Skip to main content
Version: edge

The Google Cloud Storage Connector

This connector provides the ability to stream events into Google Cloud Storage.

Authentication

This connector will use credentials stored in a JSON file pointed to by the GOOGLE_APPLICATION_CREDENTIALS environment variable. Alternatively, if tremor is running inside Google Cloud, the authentication will automatically use the credentials of the machine it is running on.

Streamer

For this connector, while the (name, bucket name) pair does not change, the consecutive events will be appended to the same gcs object.

Modes of operation

All our object storage connectors that do uploads (s3_streamer and gcs_streamer) operate with the same two modes.

yolo

The yolo mode is going to report every event as successfully delivered if uploading it to gcs worked or not. This mode is intended for "fire-and-forget" use-cases, where it is not important if a single event in the middle of an upload failed or is missing. The upload will continue nonetheless and only be finished when a new event with another bucket or name is received.

This mode is well-suited for e.g. aggregating time-series events into gcs object by time unit (e.g. hour or day) where it is not too important that the resulting gcs object is 1:1 mirroring of all the events in the correct order without gaps.

consistent

consistent mode, on the other hand, is well suited when uploading consistent and correct gcs objects is important. In this mode, the gcs_streamer will fail a complete upload whenever only 1 single event could not be successfully uploaded to gcs. This guarantees that only complete and consistent gcs objects will show up in your buckets. But due to this logic, it is possible to lose events and whole uploads if the upstream connectors don't replay failed events. The wal connector and the kafka_consumer can replay events, so it makes sense to pair the gcs_streamer in consistent mode with those.

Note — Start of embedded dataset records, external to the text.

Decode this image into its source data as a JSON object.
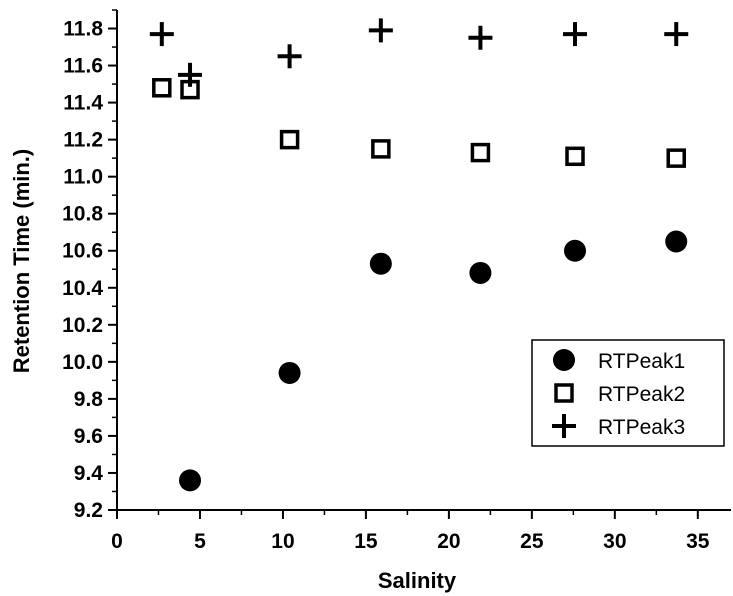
{
  "chart_data": {
    "type": "scatter",
    "xlabel": "Salinity",
    "ylabel": "Retention Time (min.)",
    "xlim": [
      0,
      37
    ],
    "ylim": [
      9.2,
      11.9
    ],
    "x_ticks": [
      0,
      5,
      10,
      15,
      20,
      25,
      30,
      35
    ],
    "y_ticks": [
      9.2,
      9.4,
      9.6,
      9.8,
      10.0,
      10.2,
      10.4,
      10.6,
      10.8,
      11.0,
      11.2,
      11.4,
      11.6,
      11.8
    ],
    "x_tick_labels": [
      "0",
      "5",
      "10",
      "15",
      "20",
      "25",
      "30",
      "35"
    ],
    "y_tick_labels": [
      "9.2",
      "9.4",
      "9.6",
      "9.8",
      "10.0",
      "10.2",
      "10.4",
      "10.6",
      "10.8",
      "11.0",
      "11.2",
      "11.4",
      "11.6",
      "11.8"
    ],
    "grid": false,
    "legend_position": "lower-right",
    "series": [
      {
        "name": "RTPeak1",
        "marker": "filled-circle",
        "x": [
          4.4,
          10.4,
          15.9,
          21.9,
          27.6,
          33.7
        ],
        "y": [
          9.36,
          9.94,
          10.53,
          10.48,
          10.6,
          10.65
        ]
      },
      {
        "name": "RTPeak2",
        "marker": "open-square",
        "x": [
          2.7,
          4.4,
          10.4,
          15.9,
          21.9,
          27.6,
          33.7
        ],
        "y": [
          11.48,
          11.47,
          11.2,
          11.15,
          11.13,
          11.11,
          11.1
        ]
      },
      {
        "name": "RTPeak3",
        "marker": "plus",
        "x": [
          2.7,
          4.4,
          10.4,
          15.9,
          21.9,
          27.6,
          33.7
        ],
        "y": [
          11.77,
          11.55,
          11.65,
          11.79,
          11.75,
          11.77,
          11.77
        ]
      }
    ]
  }
}
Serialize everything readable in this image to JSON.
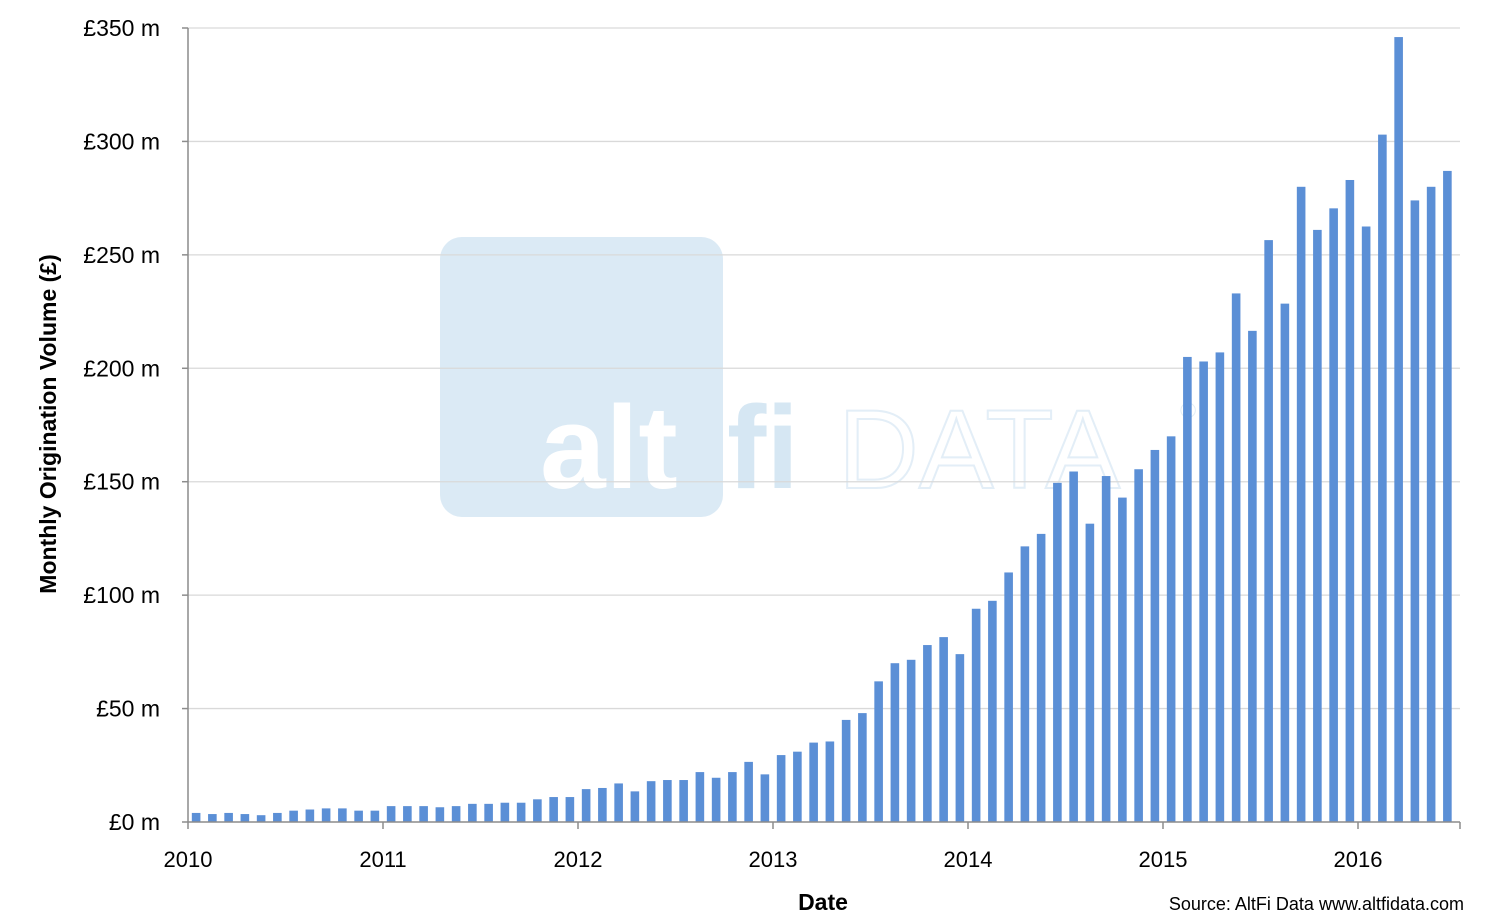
{
  "chart_data": {
    "type": "bar",
    "title": "",
    "xlabel": "Date",
    "ylabel": "Monthly Origination Volume (£)",
    "source": "Source: AltFi Data www.altfidata.com",
    "ylim": [
      0,
      350
    ],
    "y_unit": "£ m",
    "yticks": [
      {
        "value": 0,
        "label": "£0 m"
      },
      {
        "value": 50,
        "label": "£50 m"
      },
      {
        "value": 100,
        "label": "£100 m"
      },
      {
        "value": 150,
        "label": "£150 m"
      },
      {
        "value": 200,
        "label": "£200 m"
      },
      {
        "value": 250,
        "label": "£250 m"
      },
      {
        "value": 300,
        "label": "£300 m"
      },
      {
        "value": 350,
        "label": "£350 m"
      }
    ],
    "xticks": [
      "2010",
      "2011",
      "2012",
      "2013",
      "2014",
      "2015",
      "2016"
    ],
    "x_start": "2010-01",
    "grid": true,
    "legend": "none",
    "bar_color": "#5b8fd6",
    "watermark": {
      "part1": "alt",
      "part2": "fi",
      "part3": "DATA",
      "mark": "®"
    },
    "values": [
      4,
      3.5,
      4,
      3.5,
      3,
      4,
      5,
      5.5,
      6,
      6,
      5,
      5,
      7,
      7,
      7,
      6.5,
      7,
      8,
      8,
      8.5,
      8.5,
      10,
      11,
      11,
      14.5,
      15,
      17,
      13.5,
      18,
      18.5,
      18.5,
      22,
      19.5,
      22,
      26.5,
      21,
      29.5,
      31,
      35,
      35.5,
      45,
      48,
      62,
      70,
      71.5,
      78,
      81.5,
      74,
      94,
      97.5,
      110,
      121.5,
      127,
      149.5,
      154.5,
      131.5,
      152.5,
      143,
      155.5,
      164,
      170,
      205,
      203,
      207,
      233,
      216.5,
      256.5,
      228.5,
      280,
      261,
      270.5,
      283,
      262.5,
      303,
      346,
      274,
      280,
      287
    ]
  }
}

This mode guarantees that only complete gcs objects with all events in the right order are uploaded to gcs, object where uploading failed for some reason will be deleted, expecting the upstream to retry the upload. It is well-suited for uploading complete files, like images or documents.

Metadata

Two metadata fields are required for the connector to work - $gcs_streamer.name (will be used as the object name) and $gcs_streamer.bucket (the name of the bucket where the object will be placed).

Configuration

All of the configuration options are optional.

namedescriptiondefault
urlThe HTTP(s) endpoint to which the requests will be madehttps://storage.googleapis.com/upload/storage/v1
bucketThe optional bucket to stream events into if not overwritten by event metadata $gcs_streamer.bucket
modeThe mode of operation for this connector. See Modes of operation.
connect_timeoutThe timeout for the connection (in nanoseconds)10 000 000 000 (10 seconds)
buffer_sizeThe size of a single request body, in bytes (must be divisible by 256kiB, as required by Google)8388608 (8MiB, the minimum recommended by Google)
max_retriesThe number of retries to perform for a failed request to GCS.3
backoff_base_timeBase waiting time in nanoseconds for exponential backoff when doing retries of failed requests to GCS.25 000 000 (25 ms)

Example

config.troy
define flow main
flow
use std::{size, time::nanos};

define connector metronome from metronome
with
config = {"interval": nanos::from_millis(10)}
end;

define connector output from gcs_streamer
with
config = {
"mode": "consistent",
"buffer_size": size::kiB(64),
"backoff_base_time": nanos::from_millis(200)
},
codec = "json"
end;

define pipeline main
pipeline
define script add_meta
script
use std::string;

let file_id = event.id - (event.id % 4);

let $gcs_streamer = {
"name": "my_file_#{"#{file_id}"}.txt",
"bucket": "tremor-test-bucket"
};

emit {"a": "B"}
end;

create script add_meta from add_meta;

select event from in into add_meta;
select event from add_meta into out;
select event from add_meta/err into err;
end;

define connector console from stdio
with
codec = "json"
end;

create connector s1 from metronome;
create connector s2 from output;
create connector errors from console;

create pipeline main;

connect /connector/s1 to /pipeline/main;
connect /pipeline/main to /connector/s2;
connect /pipeline/main/err to /connector/errors;
end;

deploy flow main;